Church sex abuse victims stood in Rome telling the Pope, cardinals and bishops about their abuse. The sex abuse summit was just the beginning for the Catholic Church. An investigation of one of the most powerful U.S. bishops and a disgraced former U.S. cardinal was occurring at the same time.
Now the final report.
It is a revelation church leadership hopes will pull the curtain back on what were systemic problems to make way for healing for abuse victims and prevention of these horrors from ever happening again.
“From very casual touching that was inappropriate and boundary crossing, all the way to some of the most graphic kinds of abuse that can be done,” Cupich said. “So it was important for the victims of the abuse to be heard in this report.”
Theodore McCarrick is accused of sexually abusing seminarians for decades and inappropriately touching minors. Pope John Paul II, now a saint, believed McCarrick’s denials.
“He did make a mistake,” Cupich said.
Some say Pope John Pauls’ Polish upbringing made him susceptible to believing bishops could be falsely accused.
But the report revelations get worse and include that church leaders covered up for McCarrick, one for their own.
“The Holy See asked bishops point blank questions m, and they withheld information that they had,” Cupich said. “So yes, that kind of a responsibility prolonged this tragedy.”
The reports of abuse made their way through three papacies. Pope Benedict sanctioned McCarrick but did not remove him. Pope Francis is said to have believed the matter was handled.
Anne Barrett Doyle with BishopAccountability.org calls the report “remarkable.”
“There is more substance than we’ve seen ever in a church report. It’s actually self-incriminating, but its great failure is that it lets Pope Francis completely off the hook,” Doyle said. “McCarrick was not someone who had been put out to pasture. He was an active and pre-eminent cardinal. He was effectively representing the Holy See, running the Holy See. Didn’t the pope wonder if those rumors had substance?”
In the final analysis, Cupich praises the tenacity and transparency of Pope Francis.
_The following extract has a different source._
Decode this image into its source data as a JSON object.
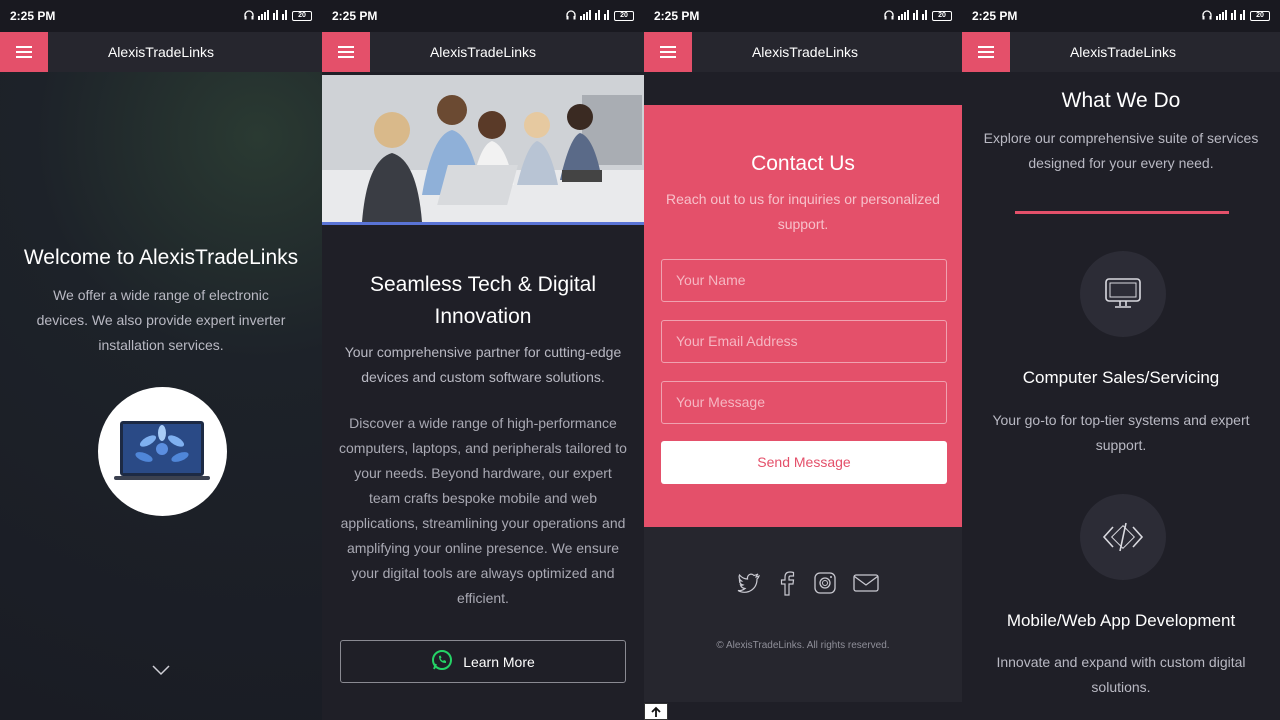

“It’s difficult reading. But people can take bad news,” he said. “They just can’t take a lie.”
Honesty is the commitment for the future.
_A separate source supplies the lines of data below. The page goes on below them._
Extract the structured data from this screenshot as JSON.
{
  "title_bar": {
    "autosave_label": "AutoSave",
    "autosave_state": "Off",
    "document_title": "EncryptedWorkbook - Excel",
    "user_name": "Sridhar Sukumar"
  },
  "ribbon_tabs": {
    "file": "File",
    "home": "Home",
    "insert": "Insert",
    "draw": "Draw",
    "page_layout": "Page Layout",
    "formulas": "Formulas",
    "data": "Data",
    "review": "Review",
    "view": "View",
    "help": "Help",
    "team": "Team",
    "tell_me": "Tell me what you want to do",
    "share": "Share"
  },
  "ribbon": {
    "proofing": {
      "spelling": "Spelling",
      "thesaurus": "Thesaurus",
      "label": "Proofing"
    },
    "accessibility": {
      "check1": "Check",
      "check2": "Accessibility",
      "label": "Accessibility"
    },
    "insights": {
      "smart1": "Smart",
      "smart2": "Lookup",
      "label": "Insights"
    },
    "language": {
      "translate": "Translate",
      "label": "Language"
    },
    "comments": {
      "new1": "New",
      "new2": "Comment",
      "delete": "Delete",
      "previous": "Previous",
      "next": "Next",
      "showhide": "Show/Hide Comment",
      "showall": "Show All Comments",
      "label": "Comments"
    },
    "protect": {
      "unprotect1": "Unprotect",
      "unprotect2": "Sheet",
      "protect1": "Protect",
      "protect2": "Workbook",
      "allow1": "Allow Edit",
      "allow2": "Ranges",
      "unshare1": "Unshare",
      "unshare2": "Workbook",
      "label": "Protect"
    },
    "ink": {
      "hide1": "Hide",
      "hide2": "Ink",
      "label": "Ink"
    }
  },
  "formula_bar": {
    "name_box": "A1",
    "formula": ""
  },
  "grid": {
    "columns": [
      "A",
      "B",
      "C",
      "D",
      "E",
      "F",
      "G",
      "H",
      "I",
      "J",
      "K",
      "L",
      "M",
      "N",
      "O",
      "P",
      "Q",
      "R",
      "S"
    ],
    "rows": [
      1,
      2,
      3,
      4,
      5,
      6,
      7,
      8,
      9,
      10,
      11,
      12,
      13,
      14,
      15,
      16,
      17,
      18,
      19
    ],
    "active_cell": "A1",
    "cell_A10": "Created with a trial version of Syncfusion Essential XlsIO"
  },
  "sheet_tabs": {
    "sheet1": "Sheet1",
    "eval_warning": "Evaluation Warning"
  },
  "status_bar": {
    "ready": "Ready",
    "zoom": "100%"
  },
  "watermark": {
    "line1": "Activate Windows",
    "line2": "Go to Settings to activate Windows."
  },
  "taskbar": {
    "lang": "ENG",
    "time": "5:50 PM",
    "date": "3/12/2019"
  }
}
“Responsibility, accountability and transparency,” Cupich said.
When it comes to abuse accusations in Chicago, Cupich has a zero tolerance policy. All accused priests are removed from ministry pending an investigation.
“If it’s found to be unfounded then we return him to ministry,” he said. “If not, we remove him from ministry permanently.”
One of many policies Cupich hopes will put a new face on the church for the future from its roots in Rome to individual parishes locally.
“It’s a cleansing,” he said. “But the pope also is doing this cleansing. Not just in this level of abuse, but in the way health finances are done and how people are treated by clergy. … We have to be supportive of the pope now and look for the ways he is going to clean house.”
Cupich said the most important thing is to focus on victims in the face of an accusation. Thinking about the child first will result in decisions that are honest and true.